Nonobstant les accusations dirigées contre lui, Josef Fritzl, cet Autrichien qui séquestra et viola sa fille pendant vingt-quatre ans dans sa cave, a déclaré ne pas être «un violeur d'enfants», mais a confessé un «penchant» pour l'inceste. Elisabeth fut kidnappée en 1984, alors qu'elle avait 18 ans, et n'a été libérée que le 26 avril dernier, à l'âge de 42 ans. Placé en détention provisoire dans la maison d'arrêt de Sankt Pölten (Basse-Autriche), son père a nié avoir commencé à abuser d'elle quand elle a eu 11 ans. «Ce n'est pas vrai, a-t-il protesté dans une interview-fleuve publiée hier par l'hebdomadaire News. Je ne suis pas du genre à abuser sexuellement d'enfants.» Fritzl affirme également avoir toujours pris soin de sa famille «d'en bas», Elisabeth et ses trois enfants également séquestrés, Kerstin (19 ans), Stefan (18 ans) et Felix (5 ans). «J'ai toujours su pendant ces 24 années que ce que j'avais fait n'était pas bien, mais je dois être fou parce que je l'ai fait», confesse le tortionnaire, qui dit avoir souvent pensé à libérer sa fille les premières années. «A chaque nouvelle semaine de détention de ma fille, ma situation devenait plus folle, [...] c'est vrai que je me demandais sans arrêt si je devais la laisser partir ou pas.»

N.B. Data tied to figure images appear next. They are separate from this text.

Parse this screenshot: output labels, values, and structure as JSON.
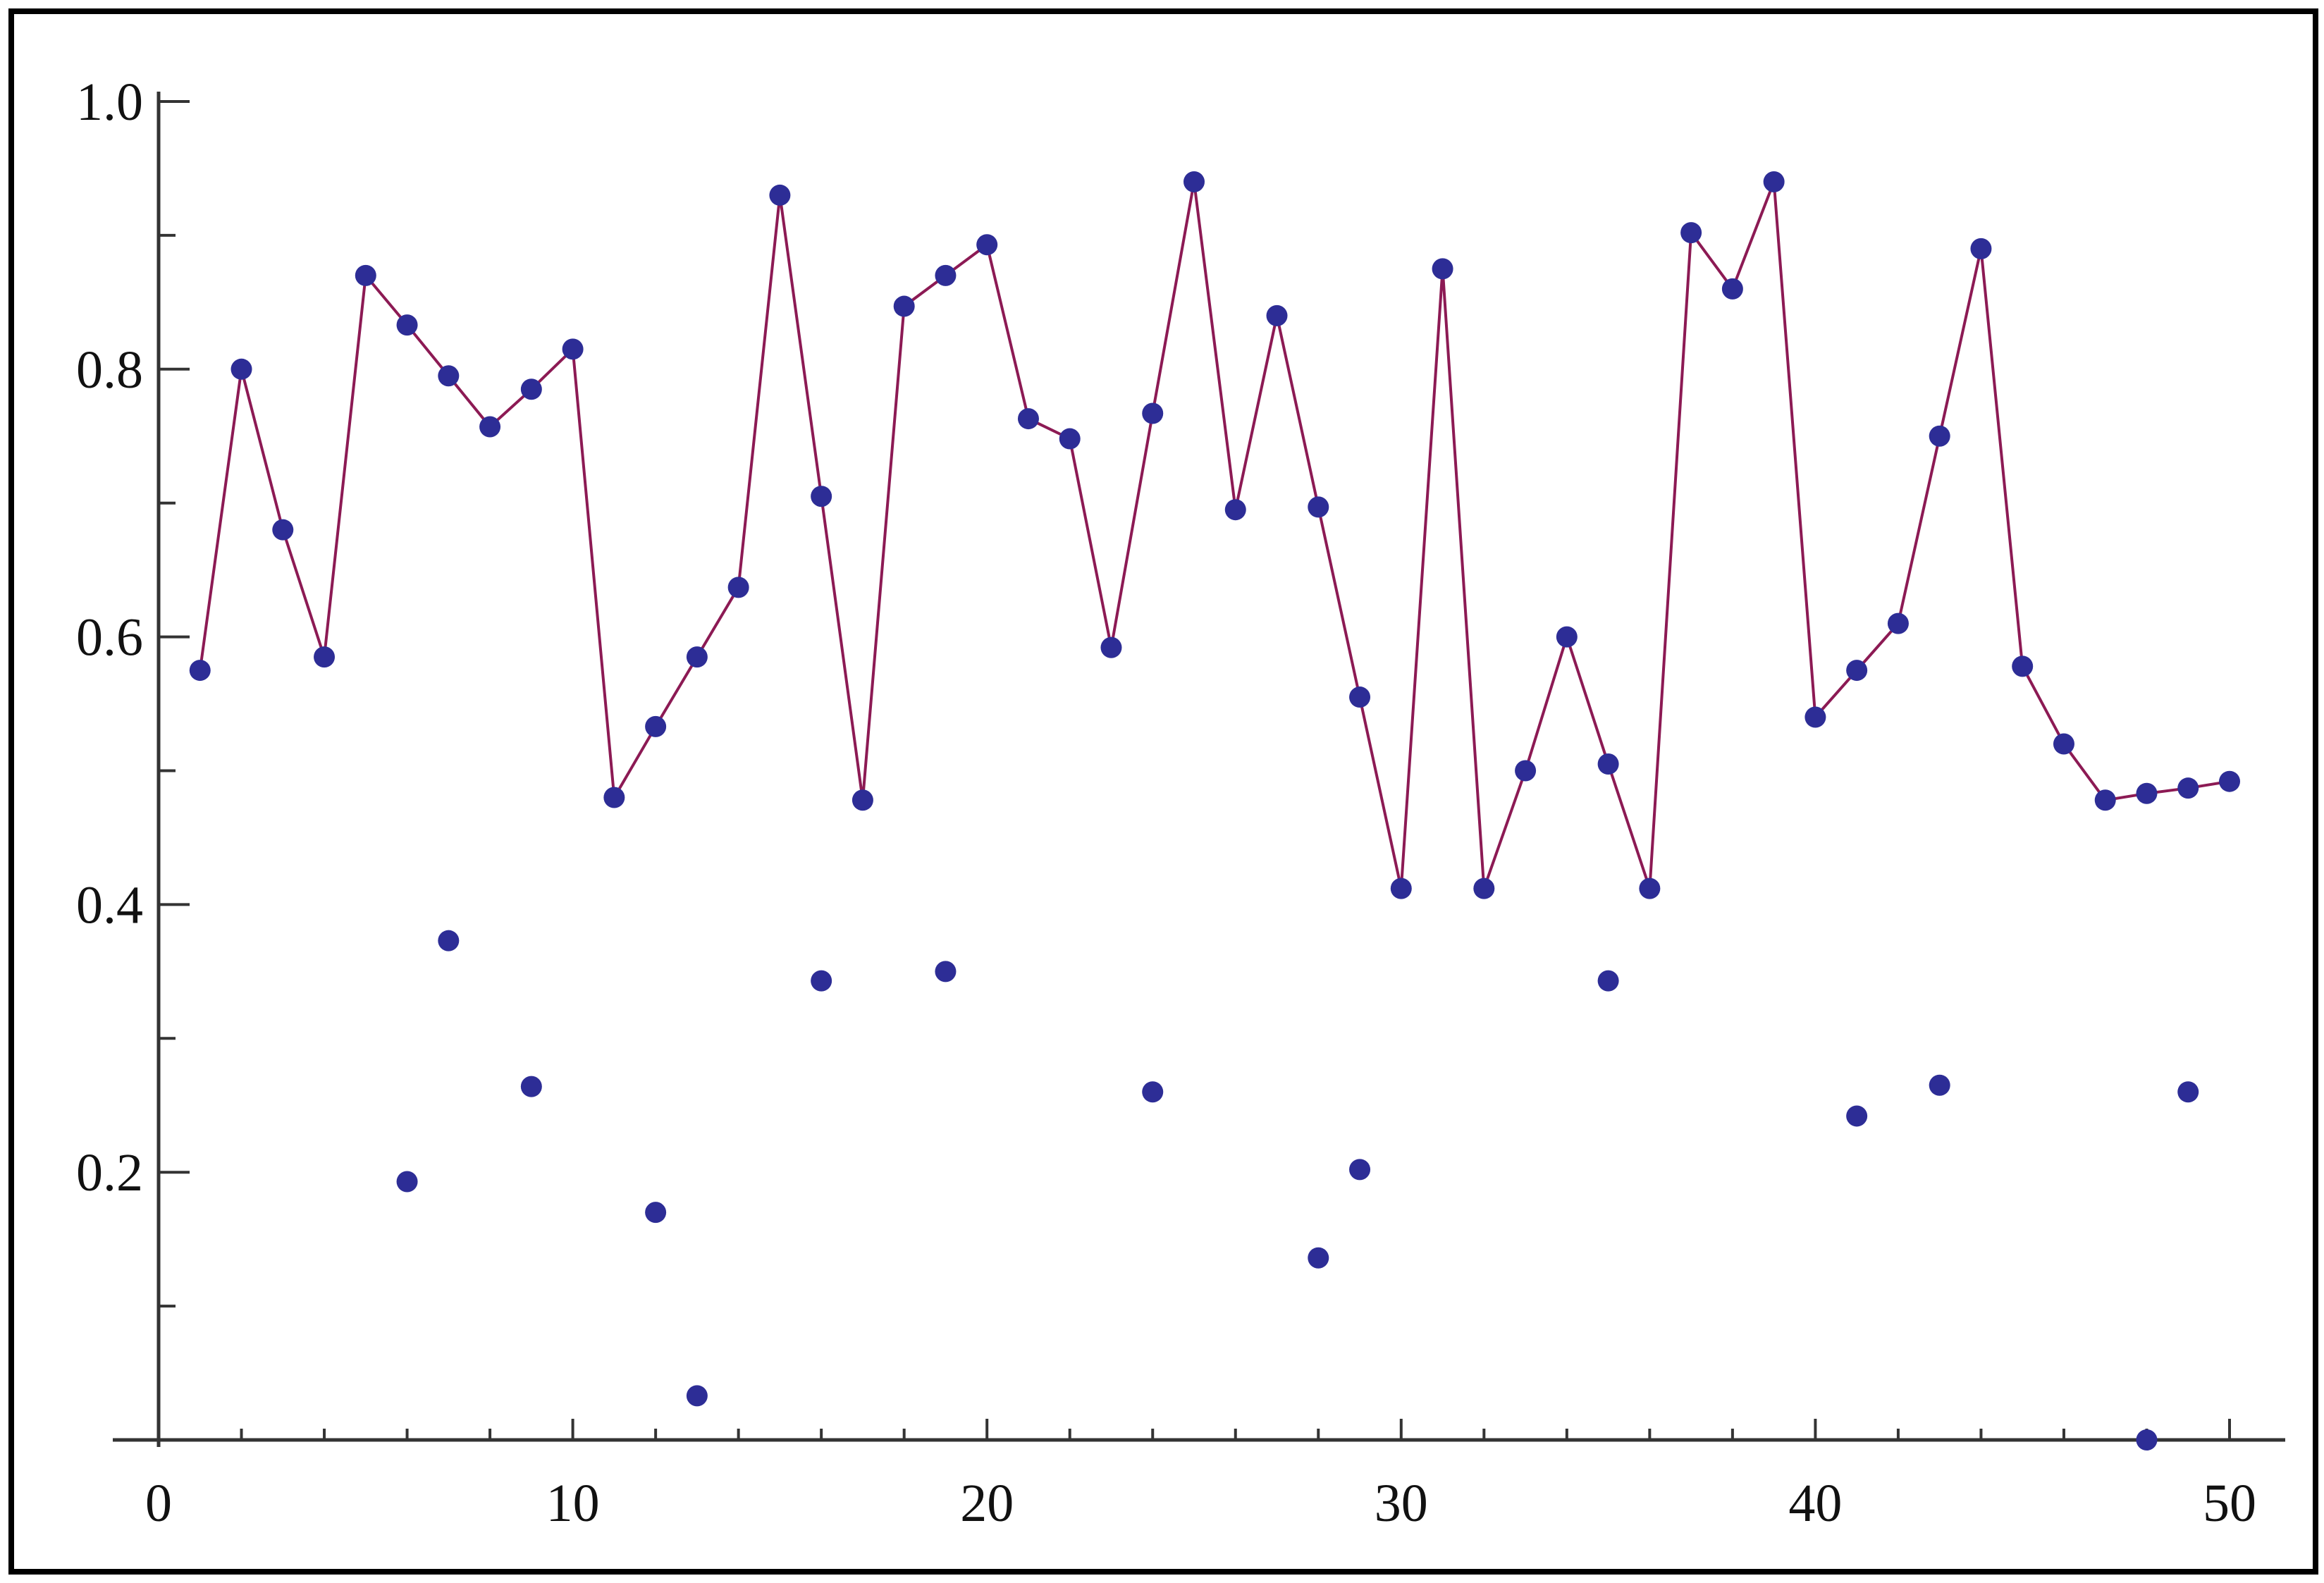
{
  "chart_data": {
    "type": "scatter",
    "title": "",
    "xlabel": "",
    "ylabel": "",
    "xlim": [
      0,
      51
    ],
    "ylim": [
      0,
      1.0
    ],
    "x_ticks": [
      0,
      10,
      20,
      30,
      40,
      50
    ],
    "x_tick_labels": [
      "0",
      "10",
      "20",
      "30",
      "40",
      "50"
    ],
    "y_ticks": [
      0.2,
      0.4,
      0.6,
      0.8,
      1.0
    ],
    "y_tick_labels": [
      "0.2",
      "0.4",
      "0.6",
      "0.8",
      "1.0"
    ],
    "grid": false,
    "colors": {
      "line": "#8c1a54",
      "points": "#2d2d96",
      "axes": "#333333"
    },
    "series": [
      {
        "type": "line",
        "markers": true,
        "x": [
          1,
          2,
          3,
          4,
          5,
          6,
          7,
          8,
          9,
          10,
          11,
          12,
          13,
          14,
          15,
          16,
          17,
          18,
          19,
          20,
          21,
          22,
          23,
          24,
          25,
          26,
          27,
          28,
          29,
          30,
          31,
          32,
          33,
          34,
          35,
          36,
          37,
          38,
          39,
          40,
          41,
          42,
          43,
          44,
          45,
          46,
          47,
          48,
          49,
          50
        ],
        "y": [
          0.575,
          0.8,
          0.68,
          0.585,
          0.87,
          0.833,
          0.795,
          0.757,
          0.785,
          0.815,
          0.48,
          0.533,
          0.585,
          0.637,
          0.93,
          0.705,
          0.478,
          0.847,
          0.87,
          0.893,
          0.763,
          0.748,
          0.592,
          0.767,
          0.94,
          0.695,
          0.84,
          0.697,
          0.555,
          0.412,
          0.875,
          0.412,
          0.5,
          0.6,
          0.505,
          0.412,
          0.902,
          0.86,
          0.94,
          0.54,
          0.575,
          0.61,
          0.75,
          0.89,
          0.578,
          0.52,
          0.478,
          0.483,
          0.487,
          0.492
        ]
      },
      {
        "type": "scatter",
        "markers": true,
        "x": [
          6,
          7,
          9,
          12,
          13,
          16,
          19,
          24,
          28,
          29,
          35,
          41,
          43,
          48,
          49
        ],
        "y": [
          0.193,
          0.373,
          0.264,
          0.17,
          0.033,
          0.343,
          0.35,
          0.26,
          0.136,
          0.202,
          0.343,
          0.242,
          0.265,
          0.0,
          0.26
        ]
      }
    ]
  }
}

«J'ai fait ce que j'ai pu pour prendre soin de ma famille dans la cave, jure-t-il cependant. Quand j'[y] allais, j'apportais des fleurs à ma fille et des peluches aux enfants. On regardait des films d'aventure avec les enfants, pendant qu'Elisabeth cuisinait notre plat préféré. Et puis, nous nous asseyions ensemble autour de la table de la cuisine pour manger.»

Une forme d'addiction

Pourquoi et comment Fritzl a-t-il décidé de séquestrer sa fille? Pour cet homme à cheval sur les principes et une certaine «décence», l'adolescente qu'était Elisabeth avait cessé de respecter ces règles. «Je devais la protéger du monde extérieur, si nécessaire par la force», explique-t-il, car elle «passait ses nuits dans des bars louches à boire et à fumer.»

Dans ce témoignage ahurissant de candeur, le prévenu avoue également ses pulsions. «Mon penchant à avoir des relations sexuelles avec Elisabeth a été de plus en plus fort. Je savais qu'Elisabeth ne voulait pas que je lui fasse ça. Je savais que je lui faisais du mal, c'était une forme d'addiction. En réalité, je voulais avoir des enfants avec elle», finit-il par lâcher.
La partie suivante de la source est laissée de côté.